I see now how perfect the name is for me.
Like a dandelion, I’m resilient. I can be cut down but I keep coming back. I won’t let life beat me down into nothing. I will grow, I will become. Become what? I don’t know, but that’s the beauty of it.
It’s another hour before I finally catch a taxi back to the apartment.
When I open the door, Ansel has his phone poised in his hand, no doubt about to ring me again.
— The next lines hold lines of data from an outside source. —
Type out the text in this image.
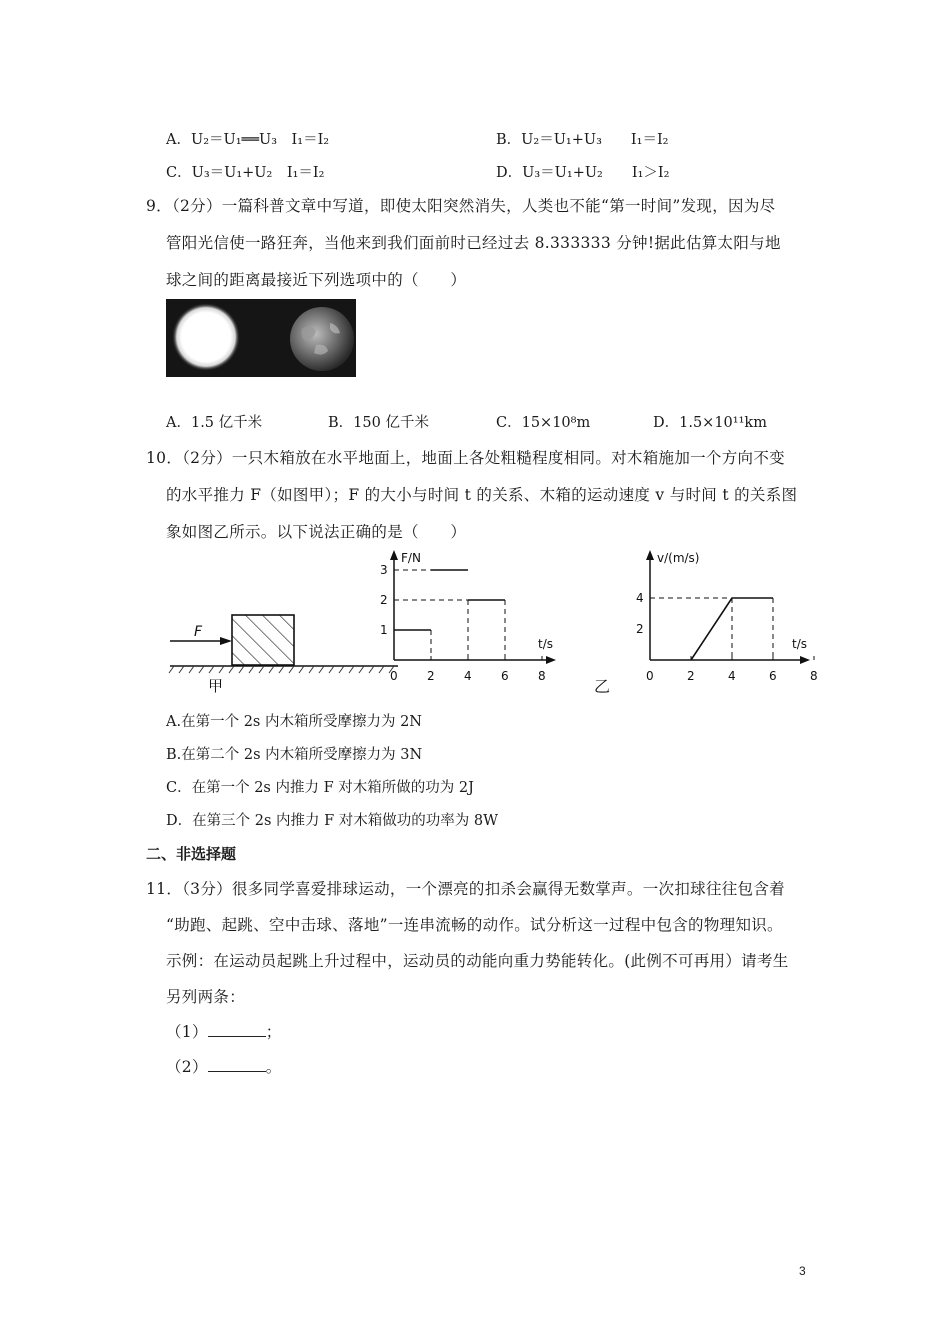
A．U₂＝U₁══U₃　I₁＝I₂	B．U₂＝U₁+U₃　　I₁＝I₂
C．U₃＝U₁+U₂　I₁＝I₂	D．U₃＝U₁+U₂　　I₁＞I₂
9．（2分）一篇科普文章中写道，即使太阳突然消失，人类也不能“第一时间”发现，因为尽
管阳光信使一路狂奔，当他来到我们面前时已经过去 8.333333 分钟!据此估算太阳与地
球之间的距离最接近下列选项中的（　　）
A．1.5 亿千米	B．150 亿千米	C．15×10⁸m	D．1.5×10¹¹km
10．（2分）一只木箱放在水平地面上，地面上各处粗糙程度相同。对木箱施加一个方向不变
的水平推力 F（如图甲）；F 的大小与时间 t 的关系、木箱的运动速度 v 与时间 t 的关系图
象如图乙所示。以下说法正确的是（　　）
F
甲
F/N
t/s
0 2 4 6 8
1
2
3
乙
v/(m/s)
t/s
0	2	4	6	8
2
4
A.在第一个 2s 内木箱所受摩擦力为 2N
B.在第二个 2s 内木箱所受摩擦力为 3N
C．在第一个 2s 内推力 F 对木箱所做的功为 2J
D．在第三个 2s 内推力 F 对木箱做功的功率为 8W
二、非选择题
11．（3分）很多同学喜爱排球运动，一个漂亮的扣杀会赢得无数掌声。一次扣球往往包含着
“助跑、起跳、空中击球、落地”一连串流畅的动作。试分析这一过程中包含的物理知识。
示例：在运动员起跳上升过程中，运动员的动能向重力势能转化。(此例不可再用）请考生
另列两条：
（1）	；
（2）	。
3
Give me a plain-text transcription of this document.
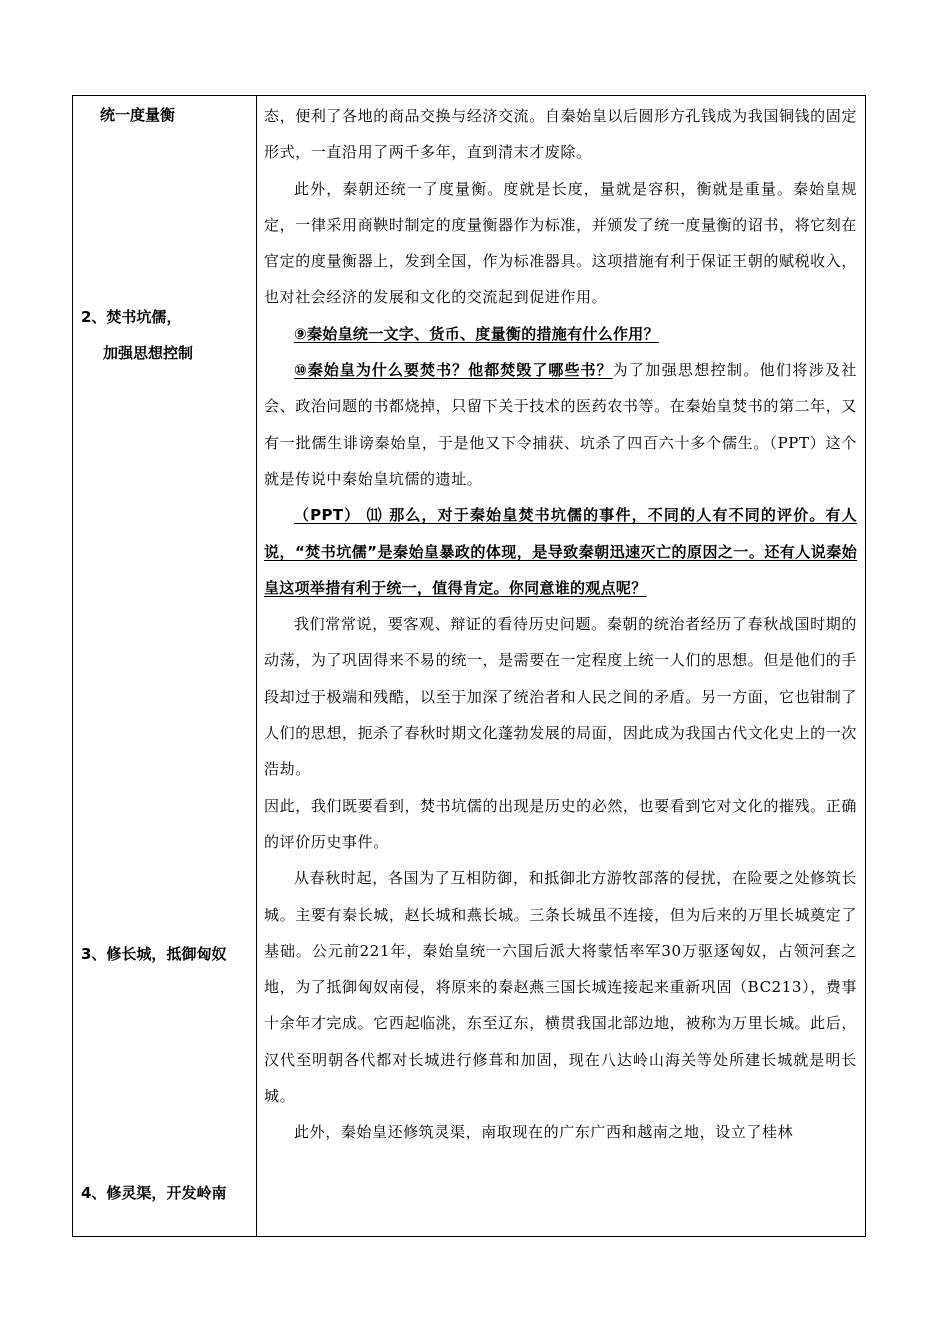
统一度量衡
2、焚书坑儒，
加强思想控制
3、修长城，抵御匈奴
4、修灵渠，开发岭南

态，便利了各地的商品交换与经济交流。自秦始皇以后圆形方孔钱成为我国铜钱的固定形式，一直沿用了两千多年，直到清末才废除。

此外，秦朝还统一了度量衡。度就是长度，量就是容积，衡就是重量。秦始皇规定，一律采用商鞅时制定的度量衡器作为标准，并颁发了统一度量衡的诏书，将它刻在官定的度量衡器上，发到全国，作为标准器具。这项措施有利于保证王朝的赋税收入，也对社会经济的发展和文化的交流起到促进作用。

⑨秦始皇统一文字、货币、度量衡的措施有什么作用？

⑩秦始皇为什么要焚书？他都焚毁了哪些书？为了加强思想控制。他们将涉及社会、政治问题的书都烧掉，只留下关于技术的医药农书等。在秦始皇焚书的第二年，又有一批儒生诽谤秦始皇，于是他又下令捕获、坑杀了四百六十多个儒生。（PPT）这个就是传说中秦始皇坑儒的遗址。

（PPT） ⑾ 那么，对于秦始皇焚书坑儒的事件，不同的人有不同的评价。有人说，“焚书坑儒”是秦始皇暴政的体现，是导致秦朝迅速灭亡的原因之一。还有人说秦始皇这项举措有利于统一，值得肯定。你同意谁的观点呢？

我们常常说，要客观、辩证的看待历史问题。秦朝的统治者经历了春秋战国时期的动荡，为了巩固得来不易的统一，是需要在一定程度上统一人们的思想。但是他们的手段却过于极端和残酷，以至于加深了统治者和人民之间的矛盾。另一方面，它也钳制了人们的思想，扼杀了春秋时期文化蓬勃发展的局面，因此成为我国古代文化史上的一次浩劫。

因此，我们既要看到，焚书坑儒的出现是历史的必然，也要看到它对文化的摧残。正确的评价历史事件。

从春秋时起，各国为了互相防御，和抵御北方游牧部落的侵扰，在险要之处修筑长城。主要有秦长城，赵长城和燕长城。三条长城虽不连接，但为后来的万里长城奠定了基础。公元前221年，秦始皇统一六国后派大将蒙恬率军30万驱逐匈奴，占领河套之地，为了抵御匈奴南侵，将原来的秦赵燕三国长城连接起来重新巩固（BC213），费事十余年才完成。它西起临洮，东至辽东，横贯我国北部边地，被称为万里长城。此后，汉代至明朝各代都对长城进行修葺和加固，现在八达岭山海关等处所建长城就是明长城。

此外，秦始皇还修筑灵渠，南取现在的广东广西和越南之地，设立了桂林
“Jesus fucking Christ, Dani, you’ve been gone almost three hours. I was worried something happened to you.”
“I’m fine.” I lock the door behind me, trying to head to the bedroom.
“Whoa, whoa, whoa. Wait, we need to talk.”
“There’s nothing to talk about,” I disagree, trying to bypass him, he blocks my way, refus
ing to let me by.
“You almost kissed me, I think there’s plenty to talk about.”
During my walk, I had done my best to forget things, to dismiss it from my mind, but I should’ve expected it’d be the first thing on his.
“I-It was a moment of weakness.”
He snorts. “A moment of weakness.” His hold flexes against my forearm where he grips it. “It’s okay to like me as more than a friend. It’s okay to want to kiss me. And Meadows?” He leans in closer, his breath fanning against my face. My heart beats rapidly behind my rib cage like the treacherous organ it is. “It’s okay to move on from him.”
He releases his hold on me, allowing me to disappear into the confines of the bedroom.
The bedroom I share with him, not Lachlan.